On June 18 Tony Blair stated: "When we finally won the conflict in Iraq, some of the people who were still offering resistance were extremists from Chechnya." Since there is no known public evidence for this assertion, I challenge him either to produce good evidence or to make a full retraction and apologise to the Chechen people. It would also be a good if belated occasion on which to thank the elected President Aslan Maskhadov of Chechnya for his full-hearted support of the US-UK decision to invade Iraq.

On June 26 Mr Blair had a golden opportunity to criticise Russian President Vladimir Putin, in his presence, for the massively documented atrocities by Russian troops in Chechnya against civilians and combatants since 1994. He remained silent (Leaders, June 27).

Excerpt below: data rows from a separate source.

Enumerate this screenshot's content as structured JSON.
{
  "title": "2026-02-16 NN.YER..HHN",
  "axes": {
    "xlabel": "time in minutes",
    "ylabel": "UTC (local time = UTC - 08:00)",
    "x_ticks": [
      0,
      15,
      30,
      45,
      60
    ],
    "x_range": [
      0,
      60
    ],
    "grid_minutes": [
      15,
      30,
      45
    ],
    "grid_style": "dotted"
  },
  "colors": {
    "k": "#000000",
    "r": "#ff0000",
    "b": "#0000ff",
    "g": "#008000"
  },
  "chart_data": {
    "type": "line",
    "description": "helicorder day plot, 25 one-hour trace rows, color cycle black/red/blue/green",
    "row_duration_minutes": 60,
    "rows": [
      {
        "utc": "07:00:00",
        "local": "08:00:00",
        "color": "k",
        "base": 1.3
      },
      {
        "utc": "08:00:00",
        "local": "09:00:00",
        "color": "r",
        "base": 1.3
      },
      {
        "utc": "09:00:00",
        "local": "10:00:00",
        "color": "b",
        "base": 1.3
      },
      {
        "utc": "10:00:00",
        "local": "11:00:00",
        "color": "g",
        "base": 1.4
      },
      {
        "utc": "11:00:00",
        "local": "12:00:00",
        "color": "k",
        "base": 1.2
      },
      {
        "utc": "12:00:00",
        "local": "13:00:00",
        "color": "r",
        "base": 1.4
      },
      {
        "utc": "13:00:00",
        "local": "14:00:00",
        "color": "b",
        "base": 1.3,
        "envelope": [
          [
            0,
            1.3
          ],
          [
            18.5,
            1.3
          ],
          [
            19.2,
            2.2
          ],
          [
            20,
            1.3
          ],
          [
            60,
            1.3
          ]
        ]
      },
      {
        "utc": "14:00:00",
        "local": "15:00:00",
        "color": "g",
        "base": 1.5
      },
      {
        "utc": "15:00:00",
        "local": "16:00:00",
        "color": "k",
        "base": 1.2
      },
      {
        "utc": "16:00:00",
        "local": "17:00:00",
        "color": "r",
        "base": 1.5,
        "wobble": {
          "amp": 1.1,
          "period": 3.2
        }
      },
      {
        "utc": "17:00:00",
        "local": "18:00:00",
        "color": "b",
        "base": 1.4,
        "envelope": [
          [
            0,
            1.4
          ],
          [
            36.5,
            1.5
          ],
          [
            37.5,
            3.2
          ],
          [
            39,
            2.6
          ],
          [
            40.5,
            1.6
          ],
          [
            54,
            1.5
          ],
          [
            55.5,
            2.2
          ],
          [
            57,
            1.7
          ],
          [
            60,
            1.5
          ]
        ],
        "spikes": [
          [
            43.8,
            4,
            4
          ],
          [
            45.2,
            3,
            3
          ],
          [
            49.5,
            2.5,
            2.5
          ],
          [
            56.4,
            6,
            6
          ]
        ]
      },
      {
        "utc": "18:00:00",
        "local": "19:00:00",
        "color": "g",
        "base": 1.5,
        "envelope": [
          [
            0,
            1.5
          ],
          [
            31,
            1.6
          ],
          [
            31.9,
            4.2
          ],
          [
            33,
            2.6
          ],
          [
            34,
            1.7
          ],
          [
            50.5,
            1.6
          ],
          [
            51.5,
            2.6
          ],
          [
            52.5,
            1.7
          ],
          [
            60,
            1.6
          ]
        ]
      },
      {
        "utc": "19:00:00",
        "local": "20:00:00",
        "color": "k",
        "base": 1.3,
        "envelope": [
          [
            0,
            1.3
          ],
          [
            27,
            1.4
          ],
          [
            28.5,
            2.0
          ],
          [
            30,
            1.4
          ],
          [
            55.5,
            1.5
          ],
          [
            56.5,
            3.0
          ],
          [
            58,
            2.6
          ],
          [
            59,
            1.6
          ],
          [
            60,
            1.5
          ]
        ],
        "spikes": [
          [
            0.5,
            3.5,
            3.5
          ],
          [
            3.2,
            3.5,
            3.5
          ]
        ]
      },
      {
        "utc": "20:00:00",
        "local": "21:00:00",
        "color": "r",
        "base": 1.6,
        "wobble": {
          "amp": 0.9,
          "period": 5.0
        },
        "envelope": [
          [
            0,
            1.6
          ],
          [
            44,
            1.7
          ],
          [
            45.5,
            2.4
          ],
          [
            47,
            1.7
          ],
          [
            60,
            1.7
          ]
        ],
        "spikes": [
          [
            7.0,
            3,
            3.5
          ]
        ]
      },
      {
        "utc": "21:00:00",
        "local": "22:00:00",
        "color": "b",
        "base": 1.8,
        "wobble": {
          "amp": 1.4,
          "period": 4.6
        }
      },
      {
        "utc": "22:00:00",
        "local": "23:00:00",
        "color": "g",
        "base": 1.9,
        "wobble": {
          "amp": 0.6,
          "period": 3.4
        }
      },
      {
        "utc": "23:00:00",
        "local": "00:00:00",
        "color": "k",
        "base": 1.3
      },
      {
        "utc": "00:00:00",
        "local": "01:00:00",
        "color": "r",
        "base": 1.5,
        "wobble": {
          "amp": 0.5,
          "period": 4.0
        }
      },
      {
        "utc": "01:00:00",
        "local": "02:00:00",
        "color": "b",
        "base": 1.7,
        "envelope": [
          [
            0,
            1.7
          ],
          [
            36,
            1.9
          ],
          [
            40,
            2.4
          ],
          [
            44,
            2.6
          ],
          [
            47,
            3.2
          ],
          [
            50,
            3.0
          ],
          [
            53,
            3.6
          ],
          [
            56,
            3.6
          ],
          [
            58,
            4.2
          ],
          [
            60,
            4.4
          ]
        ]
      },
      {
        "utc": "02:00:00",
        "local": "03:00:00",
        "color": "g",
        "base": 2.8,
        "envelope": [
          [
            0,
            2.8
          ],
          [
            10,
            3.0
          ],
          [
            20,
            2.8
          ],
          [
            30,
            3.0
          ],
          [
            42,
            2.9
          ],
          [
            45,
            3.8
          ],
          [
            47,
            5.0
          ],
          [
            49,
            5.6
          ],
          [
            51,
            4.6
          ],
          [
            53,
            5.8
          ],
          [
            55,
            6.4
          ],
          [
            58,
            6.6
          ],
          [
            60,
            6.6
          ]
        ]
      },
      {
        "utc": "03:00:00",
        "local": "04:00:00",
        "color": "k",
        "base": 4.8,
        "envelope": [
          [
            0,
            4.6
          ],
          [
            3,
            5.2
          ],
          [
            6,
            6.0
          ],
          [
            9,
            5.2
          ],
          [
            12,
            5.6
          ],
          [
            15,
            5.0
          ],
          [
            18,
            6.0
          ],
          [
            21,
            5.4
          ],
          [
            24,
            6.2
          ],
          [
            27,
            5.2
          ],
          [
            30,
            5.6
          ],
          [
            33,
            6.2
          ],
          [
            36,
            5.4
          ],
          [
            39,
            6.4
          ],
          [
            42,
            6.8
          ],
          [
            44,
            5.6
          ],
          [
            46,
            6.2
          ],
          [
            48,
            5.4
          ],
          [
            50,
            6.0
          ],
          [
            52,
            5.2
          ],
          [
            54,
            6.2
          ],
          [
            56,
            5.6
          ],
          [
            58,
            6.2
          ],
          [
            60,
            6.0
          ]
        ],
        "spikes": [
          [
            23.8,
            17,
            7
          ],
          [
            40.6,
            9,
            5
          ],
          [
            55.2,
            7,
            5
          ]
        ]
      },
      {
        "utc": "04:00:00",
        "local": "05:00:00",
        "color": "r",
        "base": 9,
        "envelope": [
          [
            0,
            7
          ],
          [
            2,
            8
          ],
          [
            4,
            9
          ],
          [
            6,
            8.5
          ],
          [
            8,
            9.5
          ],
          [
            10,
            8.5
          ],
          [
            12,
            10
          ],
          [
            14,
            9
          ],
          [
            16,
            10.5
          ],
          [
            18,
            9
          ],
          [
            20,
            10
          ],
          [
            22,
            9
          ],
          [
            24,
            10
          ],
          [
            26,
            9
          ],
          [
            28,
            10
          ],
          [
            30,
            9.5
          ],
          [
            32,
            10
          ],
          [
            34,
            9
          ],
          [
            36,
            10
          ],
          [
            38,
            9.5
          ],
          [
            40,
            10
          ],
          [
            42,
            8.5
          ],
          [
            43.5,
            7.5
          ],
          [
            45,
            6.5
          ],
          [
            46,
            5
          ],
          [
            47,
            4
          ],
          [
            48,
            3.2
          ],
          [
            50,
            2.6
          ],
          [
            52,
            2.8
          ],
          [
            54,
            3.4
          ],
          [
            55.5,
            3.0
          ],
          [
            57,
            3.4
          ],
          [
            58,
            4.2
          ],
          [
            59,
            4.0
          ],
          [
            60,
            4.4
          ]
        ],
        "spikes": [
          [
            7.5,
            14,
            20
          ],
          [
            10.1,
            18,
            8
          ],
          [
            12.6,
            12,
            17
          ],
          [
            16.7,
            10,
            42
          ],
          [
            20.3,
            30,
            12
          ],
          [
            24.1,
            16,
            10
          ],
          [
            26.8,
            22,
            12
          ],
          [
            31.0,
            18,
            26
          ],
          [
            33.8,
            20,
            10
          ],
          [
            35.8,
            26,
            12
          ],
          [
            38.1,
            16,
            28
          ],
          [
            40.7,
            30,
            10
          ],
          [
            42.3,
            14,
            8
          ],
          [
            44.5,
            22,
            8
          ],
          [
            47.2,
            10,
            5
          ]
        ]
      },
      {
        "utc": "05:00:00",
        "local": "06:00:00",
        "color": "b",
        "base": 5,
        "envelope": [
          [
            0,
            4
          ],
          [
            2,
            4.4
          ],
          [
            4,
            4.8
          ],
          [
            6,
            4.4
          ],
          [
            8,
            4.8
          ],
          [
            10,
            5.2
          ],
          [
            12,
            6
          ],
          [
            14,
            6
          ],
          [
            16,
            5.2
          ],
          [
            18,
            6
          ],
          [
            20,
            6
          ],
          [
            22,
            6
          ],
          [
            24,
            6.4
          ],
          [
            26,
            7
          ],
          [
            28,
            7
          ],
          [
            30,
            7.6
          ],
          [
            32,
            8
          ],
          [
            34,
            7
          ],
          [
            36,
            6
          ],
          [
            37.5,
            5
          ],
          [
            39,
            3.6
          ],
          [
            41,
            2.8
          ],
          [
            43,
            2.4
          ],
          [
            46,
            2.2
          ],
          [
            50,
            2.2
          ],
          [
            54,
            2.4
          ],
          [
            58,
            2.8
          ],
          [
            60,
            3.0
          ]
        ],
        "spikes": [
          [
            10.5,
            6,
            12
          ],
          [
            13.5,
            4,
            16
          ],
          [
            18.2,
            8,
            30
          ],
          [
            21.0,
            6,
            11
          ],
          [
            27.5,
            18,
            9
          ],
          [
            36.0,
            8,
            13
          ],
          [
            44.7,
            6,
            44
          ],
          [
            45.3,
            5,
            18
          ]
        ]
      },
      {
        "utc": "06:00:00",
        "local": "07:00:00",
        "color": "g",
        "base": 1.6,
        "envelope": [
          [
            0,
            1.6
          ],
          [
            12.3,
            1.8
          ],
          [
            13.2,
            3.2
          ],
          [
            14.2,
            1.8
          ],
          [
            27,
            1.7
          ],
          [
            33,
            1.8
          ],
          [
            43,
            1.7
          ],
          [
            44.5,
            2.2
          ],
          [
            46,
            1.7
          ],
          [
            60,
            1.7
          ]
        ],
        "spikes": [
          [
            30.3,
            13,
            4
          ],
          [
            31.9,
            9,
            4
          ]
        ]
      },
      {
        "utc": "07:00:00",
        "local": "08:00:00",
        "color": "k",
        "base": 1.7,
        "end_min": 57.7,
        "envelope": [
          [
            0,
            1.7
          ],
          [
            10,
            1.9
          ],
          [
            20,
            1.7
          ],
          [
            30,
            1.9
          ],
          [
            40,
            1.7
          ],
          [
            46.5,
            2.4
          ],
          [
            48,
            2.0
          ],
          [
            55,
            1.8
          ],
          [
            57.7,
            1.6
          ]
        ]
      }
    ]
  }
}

The Chechnya war represents one of the longest-running crimes against humanity in today's world, with deep roots going back through 170 years of Russian invasions, massacres and wholesale deportations. To Chechens and Russian liberals, it is a classic anti-colonialist struggle for national independence. And as long as it drags on, democracy has little hope in Russia. Already, under Putin's censorship, the war can no longer be seriously criticised on any national TV station.

It's true that a few domestic and foreign terrorists are active in Chechnya. But let Mr Blair search his conscience: if he were a Chechen and had lived through the last nine years, would he have been able to keep these people away from such a desperate national tragedy? And whom would he have seen as the tragedy's source?